A.N., Var (1ère circ.)
Annulation

Le Conseil constitutionnel,

Vu la requête présentée par Mme Cendrine LE CHEVALLIER, demeurant à Toulon (Var), enregistrée au secrétariat général du Conseil constitutionnel le 13 mai 1998, tendant à l'annulation des opérations électorales auxquelles il a été procédé les 26 avril et 3 mai 1998 dans la 1ère circonscription du département du Var pour la désignation d'un député à l'Assemblée nationale et demandant à être entendue ;

Vu les observations présentées par le ministre de l'intérieur enregistrées comme ci-dessus les 5 et 19 juin 1998 ;

Vu le mémoire en défense présenté par Mme Odette CASANOVA, député, enregistré comme ci-dessus le 23 juin 1998 ;

Vu le mémoire en réplique présenté par Mme LE CHEVALLIER, enregistré comme ci-dessus le 30 juin 1998 ;

Vu les observations complémentaires présentées par Mme CASANOVA, enregistrées comme ci-dessus le 20 juillet 1998 ;

Vu les observations complémentaires présentées par Mme LE CHEVALLIER, enregistrées comme ci-dessus le 23 juillet 1998 ;

Vu la décision de la Commission nationale des comptes de campagne et des financements politiques, enregistrée comme ci-dessus le 16 juillet 1998, approuvant le compte de campagne de Mme CASANOVA ;

Vu la Constitution, notamment son article 59 ;

Vu l'ordonnance n° 58-1067 du 7 novembre 1958 modifiée portant loi organique sur le Conseil constitutionnel ;

Vu le code électoral ;

Vu le règlement applicable à la procédure suivie devant le Conseil constitutionnel pour le contentieux de l'élection des députés et des sénateurs ;

Vu les autres pièces produites et jointes au dossier ;

Le rapporteur ayant été entendu ;

SUR LES CONCLUSIONS TENDANT A l'ANNULATION DE L'ELECTION :

Sans qu'il soit besoin d'examiner les autres moyens relatifs à la campagne électorale et aux opérations de vote et de dépouillement :

1. Considérant qu'aux termes du second alinéa de l'article L. 49 du code électoral : « A partir de la veille du scrutin à zéro heure, il est interdit de diffuser ou de faire diffuser par tout moyen de communication audiovisuelle tout message ayant le caractère de propagande électorale » ;

2. Considérant que la chaîne de télévision « Canal Plus » a diffusé le jour du second tour de scrutin vers treize heures, dans son émission non cryptée « le Vrai journal », dont le taux d'écoute est significatif et qui alterne reportages de nature politique et séquences satiriques, la séquence suivante, exprimée en termes humoristiques : « A Toulon, Adriano a oublié que les électeurs du Front national, eux, ne feront pas la grasse matinée toute la journée.
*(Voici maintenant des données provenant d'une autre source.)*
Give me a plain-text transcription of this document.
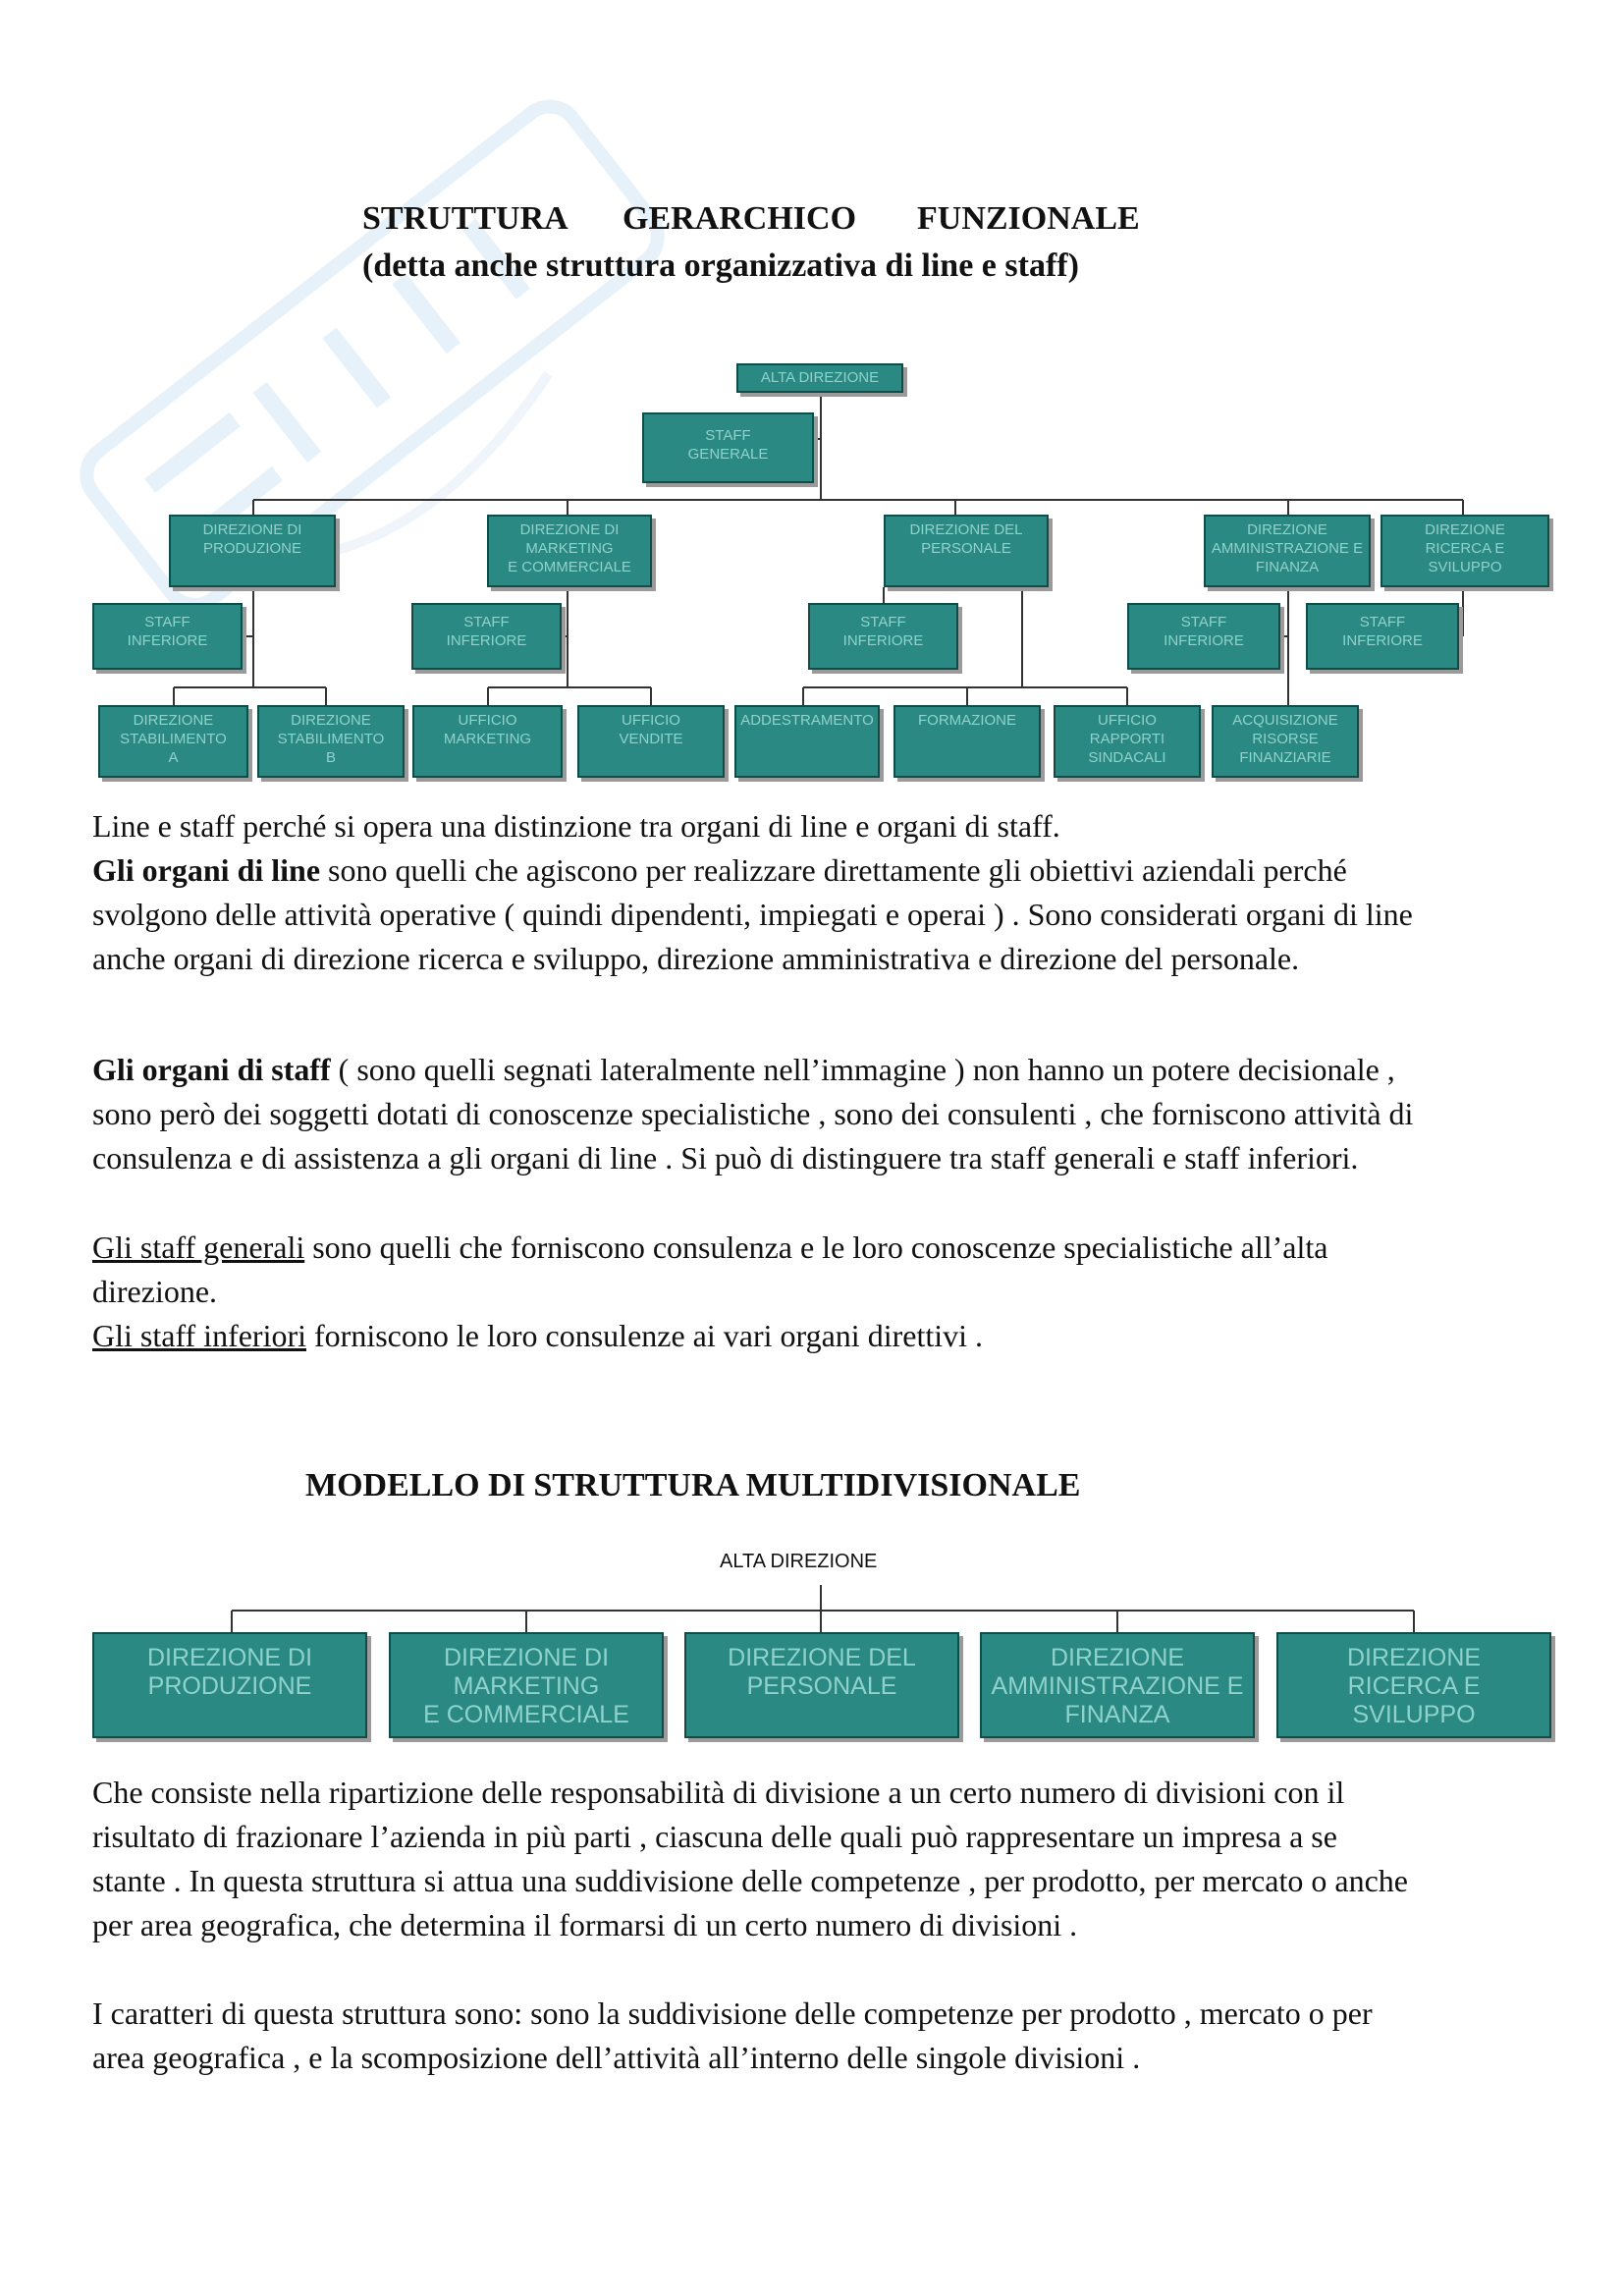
STRUTTURA GERARCHICO FUNZIONALE
(detta anche struttura organizzativa di line e staff)
ALTA DIREZIONE
STAFF
GENERALE
DIREZIONE DI
PRODUZIONE
DIREZIONE DI
MARKETING
E COMMERCIALE
DIREZIONE DEL
PERSONALE
DIREZIONE
AMMINISTRAZIONE E
FINANZA
DIREZIONE
RICERCA E
SVILUPPO
STAFF
INFERIORE
STAFF
INFERIORE
STAFF
INFERIORE
STAFF
INFERIORE
STAFF
INFERIORE
DIREZIONE
STABILIMENTO
A
DIREZIONE
STABILIMENTO
B
UFFICIO
MARKETING
UFFICIO
VENDITE
ADDESTRAMENTO	FORMAZIONE	UFFICIO
RAPPORTI
SINDACALI
ACQUISIZIONE
RISORSE
FINANZIARIE

Line e staff perché si opera una distinzione tra organi di line e organi di staff.

Gli organi di line sono quelli che agiscono per realizzare direttamente gli obiettivi aziendali perché svolgono delle attività operative ( quindi dipendenti, impiegati e operai ) . Sono considerati organi di line anche organi di direzione ricerca e sviluppo, direzione amministrativa e direzione del personale.

Gli organi di staff ( sono quelli segnati lateralmente nell’immagine ) non hanno un potere decisionale , sono però dei soggetti dotati di conoscenze specialistiche , sono dei consulenti , che forniscono attività di consulenza e di assistenza a gli organi di line . Si può di distinguere tra staff generali e staff inferiori.

Gli staff generali sono quelli che forniscono consulenza e le loro conoscenze specialistiche all’alta direzione.

Gli staff inferiori forniscono le loro consulenze ai vari organi direttivi .

MODELLO DI STRUTTURA MULTIDIVISIONALE
ALTA DIREZIONE
DIREZIONE DI
PRODUZIONE
DIREZIONE DI
MARKETING
E COMMERCIALE
DIREZIONE DEL
PERSONALE
DIREZIONE
AMMINISTRAZIONE E
FINANZA
DIREZIONE
RICERCA E
SVILUPPO

Che consiste nella ripartizione delle responsabilità di divisione a un certo numero di divisioni con il risultato di frazionare l’azienda in più parti , ciascuna delle quali può rappresentare un impresa a se stante . In questa struttura si attua una suddivisione delle competenze , per prodotto, per mercato o anche per area geografica, che determina il formarsi di un certo numero di divisioni .

I caratteri di questa struttura sono: sono la suddivisione delle competenze per prodotto , mercato o per area geografica , e la scomposizione dell’attività all’interno delle singole divisioni .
Alors ce serait bien qu'Adriano se lève, qu'il se lave les dents et qu'il se rende très vite dans l'isoloir le plus proche » ; que cet appel a revêtu le caractère d'un message de propagande électorale ; que cette diffusion, même si elle n'a pas donné lieu à une intervention du Conseil supérieur de l'audiovisuel, a méconnu les prescriptions de l'article L. 49 précité ; qu'alors même que la responsabilité de Mme CASANOVA dans cette émission n'est pas en cause, l'irrégularité ainsi commise a été de nature, eu égard à l'écart de trente-trois voix séparant les deux candidates, à exercer une influence suffisante pour altérer la sincérité du scrutin ; que par suite, et sans qu'il soit besoin de procéder à l'audition demandée, les opérations électorales qui se sont déroulées dans la 1ère circonscription du Var les 26 avril et 3 mai 1998 doivent être annulées ;

- SUR LES CONCLUSIONS TENDANT A L'INELIGIBILITE DE MME CASANOVA :

3. Considérant que les griefs relatifs au compte de campagne de Mme CASANOVA, lequel a été approuvé par la Commission nationale des comptes de campagne et des financements politiques, n'ont été soulevés qu'après l'expiration du délai de dix jours fixé à l'article L.O. 180 du code électoral ; qu'ils sont par suite irrecevables ;

Décide :
Article premier :
Les opérations électorales qui se sont déroulées dans la première circonscription du département du Var les 26 avril et 3 mai 1998 sont annulées.
Article 2 :
Le surplus des conclusions de la requête est rejeté.
Article 3 :
La présente décision sera notifiée à l'Assemblée nationale, à Madame Odette CASANOVA, à Madame Cendrine LE CHEVALLIER, et publiée au Journal officiel de la République française.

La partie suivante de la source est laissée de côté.